Everyone in their graduating class knew that Tristan was the biggest player in Salem, Massachusetts. Sophomore year, he’d come back from summer baseball camp a foot taller and achieved legendary status by dating a senior. Ever since then the girls—and women—of Salem had passed him around like a pair of traveling pants. Unfortunately for Lily, she’d had a crush on Tristan since she first realized that there was a difference between boys and girls—way before he rode the testosterone rocket to studliness. And she’d suffered for it.

For years, she’d had to pretend that she was okay with being his girl Friday. They’d run everyday errands together—driver’s ed, shopping for cleats, studying—and then, inevitably, some girl would call and he’d leave. Lily never told him how much it killed her to see the excited flush grazing his cheekbones or the hungry shine in his blue eyes when he’d give her a distracted hug goodbye and dart off to meet his latest conquest. Tristan had never looked at Lily like that.
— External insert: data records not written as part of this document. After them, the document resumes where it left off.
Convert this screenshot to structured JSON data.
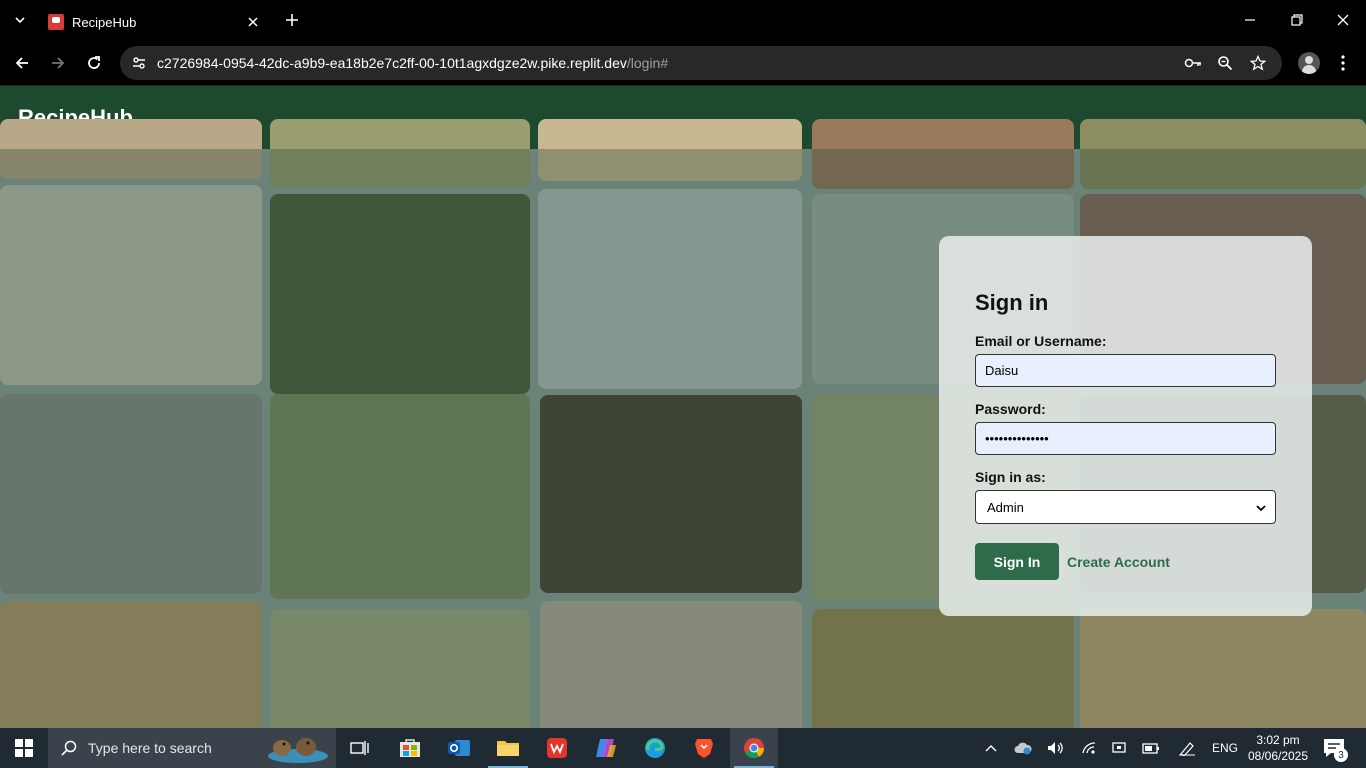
{
  "browser": {
    "tab_title": "RecipeHub",
    "url_host": "c2726984-0954-42dc-a9b9-ea18b2e7c2ff-00-10t1agxdgze2w.pike.replit.dev",
    "url_path": "/login#"
  },
  "site": {
    "brand": "RecipeHub"
  },
  "login": {
    "title": "Sign in",
    "email_label": "Email or Username:",
    "email_value": "Daisu",
    "password_label": "Password:",
    "password_value": "••••••••••••••",
    "role_label": "Sign in as:",
    "role_selected": "Admin",
    "signin_button": "Sign In",
    "create_account_link": "Create Account"
  },
  "colors": {
    "header_green": "#1d4a2f",
    "button_green": "#2e6b4b",
    "input_fill": "#e8f0fe"
  },
  "taskbar": {
    "search_placeholder": "Type here to search",
    "language": "ENG",
    "time": "3:02 pm",
    "date": "08/06/2025",
    "notification_count": "3"
  }
}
And as she heaved monstrously into the toilet, Lily had to admit she couldn’t blame him for taking so long to finally kiss her.

The kiss had come out of the blue. They’d been hanging out, watching TV, and Lily had fallen asleep on his leg like she’d done a thousand times before. When she opened her eyes, he was staring down at her with a stunned look on his face. Then he’d kissed her.

That was three days ago. Even thinking about it still made Lily shake. One second she’d been asleep, and the next Tristan was on top of her—kissing her, touching her, and slowly moving against her. Then he’d suddenly pulled away and tried to apologize. But Lily wasn’t sorry at all, and she didn’t want him to be, either.